On this week’s episode, I joined fellow guest Simone De Rochefort, as well as hosts Dan Moren and Mikah Sargent. We discussed subscriptions we’ve added or culled during the pandemic, how we could make TV shows out of our Twitter bits, wielded magic wands and de-IPO’d companies, as well as gushed about our favorite technology used for travel.
Every episode of Clockwise I do is super fun, but this one in particular, I felt like all four of us were firing on all cylinders. It’s a great one to try, if you haven’t yet.
I make my living in an odd way, but I have many of the same career goals as everyone else. Most especially, I aspire for my work to be recognized by the press or — most especially — my heroes.
I’ve been lucky enough to have that happen from time to time. This week was one of those times.

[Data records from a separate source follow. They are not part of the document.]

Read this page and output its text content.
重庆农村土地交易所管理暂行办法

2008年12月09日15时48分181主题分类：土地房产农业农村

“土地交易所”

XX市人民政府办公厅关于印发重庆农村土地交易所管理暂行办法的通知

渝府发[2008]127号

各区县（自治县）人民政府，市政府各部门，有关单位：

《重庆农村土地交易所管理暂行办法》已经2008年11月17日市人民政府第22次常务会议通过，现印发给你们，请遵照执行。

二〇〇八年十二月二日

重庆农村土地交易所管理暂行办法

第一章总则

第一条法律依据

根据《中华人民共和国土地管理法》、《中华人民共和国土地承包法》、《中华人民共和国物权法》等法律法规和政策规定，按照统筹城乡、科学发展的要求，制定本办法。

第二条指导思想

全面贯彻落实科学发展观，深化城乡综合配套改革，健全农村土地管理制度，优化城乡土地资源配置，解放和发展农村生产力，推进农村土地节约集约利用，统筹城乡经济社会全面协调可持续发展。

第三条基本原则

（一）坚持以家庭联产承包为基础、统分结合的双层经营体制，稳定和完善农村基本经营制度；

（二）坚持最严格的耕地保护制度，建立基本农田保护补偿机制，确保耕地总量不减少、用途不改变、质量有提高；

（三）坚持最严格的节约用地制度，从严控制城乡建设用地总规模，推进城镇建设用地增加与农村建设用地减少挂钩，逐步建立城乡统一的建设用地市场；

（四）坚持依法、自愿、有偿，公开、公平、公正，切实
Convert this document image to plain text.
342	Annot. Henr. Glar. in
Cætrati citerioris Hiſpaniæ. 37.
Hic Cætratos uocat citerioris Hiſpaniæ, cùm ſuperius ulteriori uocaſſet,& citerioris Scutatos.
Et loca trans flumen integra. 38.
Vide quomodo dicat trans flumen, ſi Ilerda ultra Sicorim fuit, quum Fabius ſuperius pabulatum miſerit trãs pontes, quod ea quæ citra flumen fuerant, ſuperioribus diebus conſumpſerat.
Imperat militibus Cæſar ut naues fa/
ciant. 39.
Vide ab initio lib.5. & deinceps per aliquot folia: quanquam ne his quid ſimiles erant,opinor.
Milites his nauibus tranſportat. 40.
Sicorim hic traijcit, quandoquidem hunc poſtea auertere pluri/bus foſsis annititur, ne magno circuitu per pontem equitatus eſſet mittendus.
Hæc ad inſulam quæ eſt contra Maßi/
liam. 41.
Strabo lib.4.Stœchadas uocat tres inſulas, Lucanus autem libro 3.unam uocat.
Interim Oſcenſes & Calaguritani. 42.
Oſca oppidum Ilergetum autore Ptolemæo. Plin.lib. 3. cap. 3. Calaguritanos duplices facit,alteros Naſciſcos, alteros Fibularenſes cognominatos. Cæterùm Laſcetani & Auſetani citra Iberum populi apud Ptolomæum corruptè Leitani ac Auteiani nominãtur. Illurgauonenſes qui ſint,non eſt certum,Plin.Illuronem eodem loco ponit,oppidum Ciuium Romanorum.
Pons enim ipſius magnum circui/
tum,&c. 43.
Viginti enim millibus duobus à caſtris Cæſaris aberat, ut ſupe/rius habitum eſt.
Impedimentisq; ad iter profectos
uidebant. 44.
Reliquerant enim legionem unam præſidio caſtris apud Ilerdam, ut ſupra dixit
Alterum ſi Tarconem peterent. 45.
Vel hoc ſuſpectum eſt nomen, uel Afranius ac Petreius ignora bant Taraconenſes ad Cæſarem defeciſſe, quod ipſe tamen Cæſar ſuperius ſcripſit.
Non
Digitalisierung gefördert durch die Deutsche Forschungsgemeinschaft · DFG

It is an absolute honor to share that I guested on this week’s episode of Do By Friday. Do By Friday is nominally a weekly challenge podcast, but is so much more than that. I don’t really know how to describe it, other than a tour-de-force of pop culture, current affairs, and, really, life.
On this episode, Alex and Merlin were silly enough to give me a
soapbox to continue to spread the gospel of Fahrenheit, colleges in the
State Commonwealth of Virginia, Irish Spring, Cheap Trick, and more.
Don’t sleep on the after show, where we really go off the rails. As you do.
I’m so lucky to have been asked to join the show for an episode, and even more so to call these two wonderful humans friends.